In Italia la crisi è più tangibile perché la produzione cinematografica non ha mai avuto una vera connotazione industriale essendo per lo più basata sui fondi statali gestiti dalla storica sezione di BNL e dal mecenatismo dei grandi produttori storici. Il secondo è definitivamente morto con tangentopoli, mentre ormai i rubinetti statali sono ridotti a uno stillicidio iniziato nel 2004 con la legge Urbani e culminato negli ultimi interventi di Saccomanni sul tax credit.

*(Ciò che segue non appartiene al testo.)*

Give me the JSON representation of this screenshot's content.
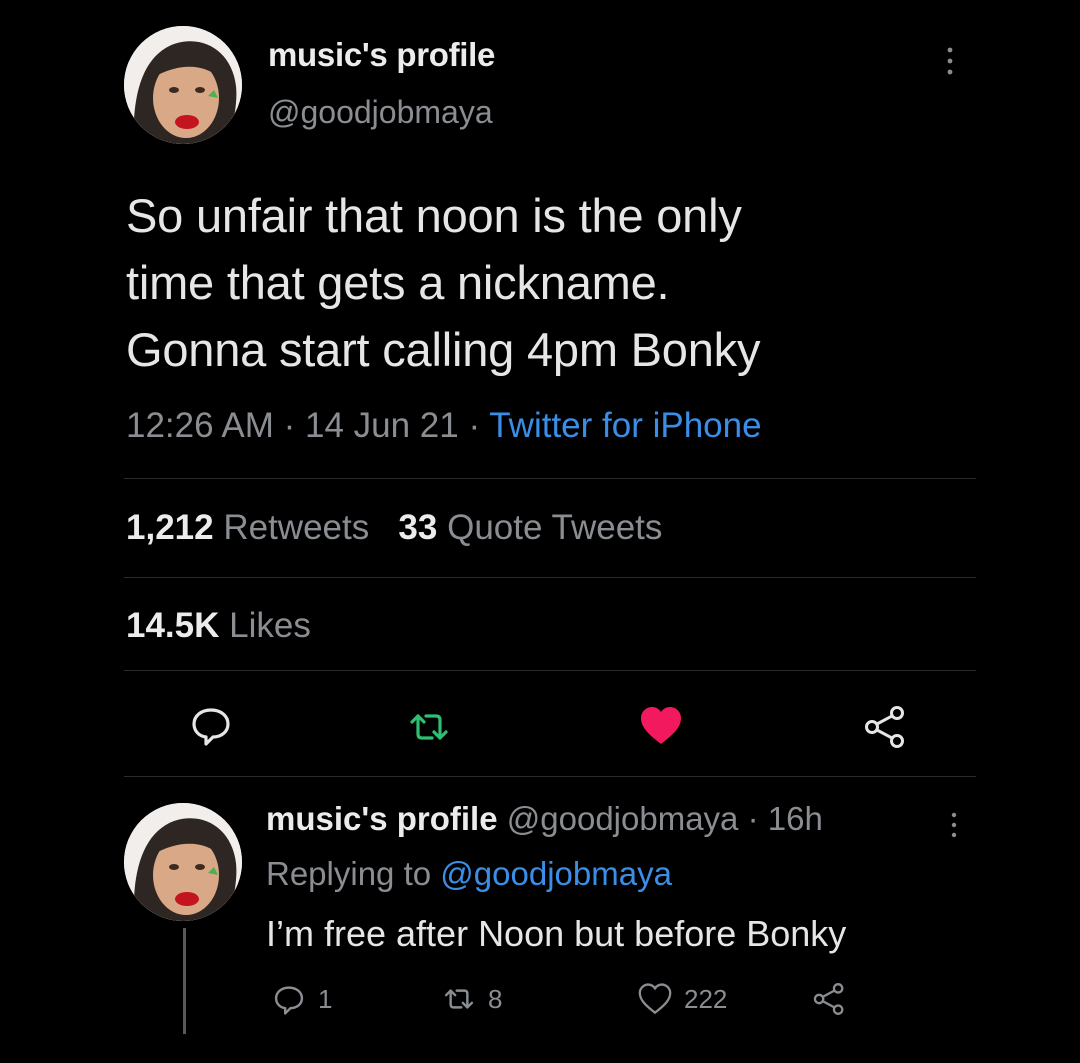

Ora anche i produttori più forti puntano quasi tutti su un solo cavallo all'anno e su una serie di produzioni low cost, tipo gli horror horribili in salsa mmerecana che fa il cinepanettaro.
Il cavallo in Italia oggi è Checco Zalone, Verdone ecc.
E' l'unica gente che si busca la paga e porta la gente in sala.
Ergo, siamo alla frutta, e lo stesso Sorrentino, che io non apprezzo, ha l'attenuante di fare brutti film anche perché con le major si ha le mani legate (mi riferisco soprattutto al vergognoso This must be the place).
Riguardo il decadimento culturale pure siamo un caso assai particolare, perché abbiamo buttato nel cesso una tradizione meravigliosa di cinema popolare di qualità ed il contributo di maestri come Monicelli, Steno, Germi, Risi, Petri , Loy ecchippiuneha piùnemetta.
Non solo il berlusconismo ed il yuppismo frenetico degli anni 90, ma anche e soprattutto chi vi ha lasciato il campo, ritirando la qualità come una secca d'acqua e riducendola a intellettualismo patacca, a imitazione edulcorata e masturbazione.
Si è creata una linea di demarcazione ampissima tra cinema di qualità perlopiù elitario e referenziale, e cinema popolare spazzatura (disimpegno, multiplex, rutto e pizza).
L'ultimo di Sorrentino per me è un figlio di questo vizio, infatti La grande bellezza è un film di plastica, tappezzeria da salotto, e chi lo paragona a La dolce vita per qualsiasi motivo si merita le sputazzate in faccia.